I am reading the recent Leslie Smith paper instead of doing my homework (oops), and am confused by some of the talk about regularization.

It’s my understanding that “regularization” is what you do to keep the weights nicely bounded so that they don’t explode or vanish. Weight decay and learning an term to scale the weights by make total sense to me in this context.

However, the Smith paper (and others) talk about many other things as regularizers, including larger learning rates, and smaller batch sizes.

Does anyone have some intuition as to why larger learning rate/smaller batch sizes should be regularizers?

(NB: another Smith paper shows that learning rate and batch size are inversely related, I’m happy to believe that if large learning rate is a regularizer, then so is small batch size.)

Sure, I totally get how learning rate will find you broader minima, but that’s generalization and not regularization.

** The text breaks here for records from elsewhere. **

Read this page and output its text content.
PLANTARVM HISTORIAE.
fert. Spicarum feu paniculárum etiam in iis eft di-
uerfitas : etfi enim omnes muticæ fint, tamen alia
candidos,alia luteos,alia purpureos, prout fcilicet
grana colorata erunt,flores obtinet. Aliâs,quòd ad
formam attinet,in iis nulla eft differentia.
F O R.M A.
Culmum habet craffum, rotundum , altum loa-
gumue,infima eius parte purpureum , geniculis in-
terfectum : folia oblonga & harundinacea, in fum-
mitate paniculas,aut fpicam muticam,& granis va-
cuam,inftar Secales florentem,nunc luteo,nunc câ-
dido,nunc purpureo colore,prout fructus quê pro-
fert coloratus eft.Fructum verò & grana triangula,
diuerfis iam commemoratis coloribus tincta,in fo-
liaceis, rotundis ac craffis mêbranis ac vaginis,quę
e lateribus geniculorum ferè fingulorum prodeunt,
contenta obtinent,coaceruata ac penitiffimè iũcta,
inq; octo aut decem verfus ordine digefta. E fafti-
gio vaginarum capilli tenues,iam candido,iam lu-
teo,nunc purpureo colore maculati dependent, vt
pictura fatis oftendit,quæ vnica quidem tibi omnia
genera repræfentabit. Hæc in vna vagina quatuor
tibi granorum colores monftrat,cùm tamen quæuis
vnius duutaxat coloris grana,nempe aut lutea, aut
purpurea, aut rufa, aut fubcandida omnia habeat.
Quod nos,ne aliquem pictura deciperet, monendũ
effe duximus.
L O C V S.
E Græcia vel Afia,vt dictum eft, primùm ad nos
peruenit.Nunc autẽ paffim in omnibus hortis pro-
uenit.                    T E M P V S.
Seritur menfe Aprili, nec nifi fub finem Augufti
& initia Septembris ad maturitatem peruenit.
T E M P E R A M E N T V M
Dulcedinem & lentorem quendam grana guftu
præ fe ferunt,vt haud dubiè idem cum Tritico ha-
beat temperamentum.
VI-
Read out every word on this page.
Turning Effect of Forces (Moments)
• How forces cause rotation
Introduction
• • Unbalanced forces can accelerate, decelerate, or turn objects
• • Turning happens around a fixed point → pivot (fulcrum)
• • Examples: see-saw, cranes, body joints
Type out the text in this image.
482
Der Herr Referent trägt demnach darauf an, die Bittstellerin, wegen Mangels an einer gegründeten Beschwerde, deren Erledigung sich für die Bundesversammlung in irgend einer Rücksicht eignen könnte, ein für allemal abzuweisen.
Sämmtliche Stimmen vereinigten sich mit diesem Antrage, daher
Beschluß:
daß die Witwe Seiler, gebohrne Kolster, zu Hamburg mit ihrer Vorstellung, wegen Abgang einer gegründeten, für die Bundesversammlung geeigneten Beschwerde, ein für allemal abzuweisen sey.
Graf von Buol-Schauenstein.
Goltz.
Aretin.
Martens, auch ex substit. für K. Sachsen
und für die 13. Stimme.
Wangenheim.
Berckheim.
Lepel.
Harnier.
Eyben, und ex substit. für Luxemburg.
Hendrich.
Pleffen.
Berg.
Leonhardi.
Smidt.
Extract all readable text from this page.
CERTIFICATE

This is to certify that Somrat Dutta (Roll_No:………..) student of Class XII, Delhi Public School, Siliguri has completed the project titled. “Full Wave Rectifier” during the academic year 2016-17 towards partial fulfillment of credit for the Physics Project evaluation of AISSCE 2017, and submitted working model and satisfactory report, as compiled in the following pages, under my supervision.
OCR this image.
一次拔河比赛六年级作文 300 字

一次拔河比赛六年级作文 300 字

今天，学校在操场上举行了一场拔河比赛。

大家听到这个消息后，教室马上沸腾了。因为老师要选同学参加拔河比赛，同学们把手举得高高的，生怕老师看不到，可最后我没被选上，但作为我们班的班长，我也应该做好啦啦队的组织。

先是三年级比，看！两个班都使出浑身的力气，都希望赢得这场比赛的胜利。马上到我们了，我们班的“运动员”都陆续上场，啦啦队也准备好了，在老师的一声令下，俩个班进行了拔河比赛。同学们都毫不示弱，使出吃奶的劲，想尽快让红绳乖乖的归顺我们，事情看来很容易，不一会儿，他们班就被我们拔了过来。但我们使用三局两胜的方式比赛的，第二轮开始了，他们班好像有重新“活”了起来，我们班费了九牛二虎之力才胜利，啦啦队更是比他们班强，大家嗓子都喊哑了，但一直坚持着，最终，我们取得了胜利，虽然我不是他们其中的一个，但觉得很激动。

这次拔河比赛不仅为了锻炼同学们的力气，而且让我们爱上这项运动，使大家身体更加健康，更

I don’t see how that helps you keep the weights nicely bounded.

Maybe there is a connection between generalization and regularization which I am missing?

Oh, I wasn’t aware that regularization strictly referred to keeping the weights in check. I kind of though it was just a term to describe everything that helps prevent overfitting.

Err, see the paper: https://arxiv.org/abs/1711.00489
There is theory, which I think I would botch if I tried to explain it, but there is also experimental evidence which is what convinced me.